My dad and I discussing the movie over drinks afterwards
Finally, the deceptively intimate visual style culminates in a heartbreakingly lonely shot made even more poignant by its blatant homage to the last shot of John Ford’s THE SEARCHERS. This is a reference that shouldn’t be minimized, as that is one of Marty’s favorite films, and is something that Harvey Keitel’s character extensively talks about in the opening scene of Marty’s first movie, WHO’S THAT KNOCKING AT MY DOOR, which upon thinking about it, provides further proof that perhaps this really should be his final film. I mean, wow, what a perfect bookend. At the very least, it will probably be Scorsese’s final gangster film, made with the men who defined the genre.

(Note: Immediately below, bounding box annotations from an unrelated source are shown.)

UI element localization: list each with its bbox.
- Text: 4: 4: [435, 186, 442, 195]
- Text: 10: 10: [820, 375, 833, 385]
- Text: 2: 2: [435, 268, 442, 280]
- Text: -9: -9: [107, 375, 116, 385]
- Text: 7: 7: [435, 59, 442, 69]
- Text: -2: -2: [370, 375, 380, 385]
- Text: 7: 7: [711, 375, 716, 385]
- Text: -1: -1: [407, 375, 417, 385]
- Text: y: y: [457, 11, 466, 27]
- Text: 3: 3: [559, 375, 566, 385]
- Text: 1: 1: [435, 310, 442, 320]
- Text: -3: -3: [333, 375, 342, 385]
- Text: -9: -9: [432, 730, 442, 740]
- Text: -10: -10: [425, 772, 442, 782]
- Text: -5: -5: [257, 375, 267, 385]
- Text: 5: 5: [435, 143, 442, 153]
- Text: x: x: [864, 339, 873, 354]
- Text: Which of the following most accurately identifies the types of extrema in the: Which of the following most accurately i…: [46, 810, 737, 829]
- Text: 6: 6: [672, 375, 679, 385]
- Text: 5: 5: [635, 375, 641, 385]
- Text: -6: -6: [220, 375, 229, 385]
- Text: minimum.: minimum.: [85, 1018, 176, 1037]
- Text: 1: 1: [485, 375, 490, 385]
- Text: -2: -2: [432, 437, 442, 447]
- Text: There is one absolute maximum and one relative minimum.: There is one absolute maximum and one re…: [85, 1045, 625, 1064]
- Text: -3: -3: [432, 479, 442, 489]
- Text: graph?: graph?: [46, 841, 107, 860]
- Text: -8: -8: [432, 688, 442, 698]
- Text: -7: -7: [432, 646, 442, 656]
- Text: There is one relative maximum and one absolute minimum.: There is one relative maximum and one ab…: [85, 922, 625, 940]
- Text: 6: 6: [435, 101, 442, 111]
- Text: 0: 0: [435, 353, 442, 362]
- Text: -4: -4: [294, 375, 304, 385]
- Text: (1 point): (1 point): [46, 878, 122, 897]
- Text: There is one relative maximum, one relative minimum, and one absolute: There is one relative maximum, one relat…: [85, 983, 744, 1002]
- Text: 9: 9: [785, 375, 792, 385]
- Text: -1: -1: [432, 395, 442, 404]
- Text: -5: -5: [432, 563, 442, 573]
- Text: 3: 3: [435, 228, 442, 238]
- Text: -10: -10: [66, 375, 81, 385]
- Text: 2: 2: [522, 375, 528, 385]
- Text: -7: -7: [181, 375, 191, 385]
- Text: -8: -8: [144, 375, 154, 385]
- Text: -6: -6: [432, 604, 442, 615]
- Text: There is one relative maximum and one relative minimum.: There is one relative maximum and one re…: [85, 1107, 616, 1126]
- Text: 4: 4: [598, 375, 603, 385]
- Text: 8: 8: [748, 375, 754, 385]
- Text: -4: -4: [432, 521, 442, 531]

And as I looked over at my father, bearing his white mane of hair unfortunately not too dissimilar to the one on De Niro’s head, I couldn’t help but feel a twinge of melancholy that this was the last time we would ever experience a new gangster classic together, at least in the way we knew them. But what an ending—to a life; to a film; to a career; to an era of discovering the magic of gangster movies with my father.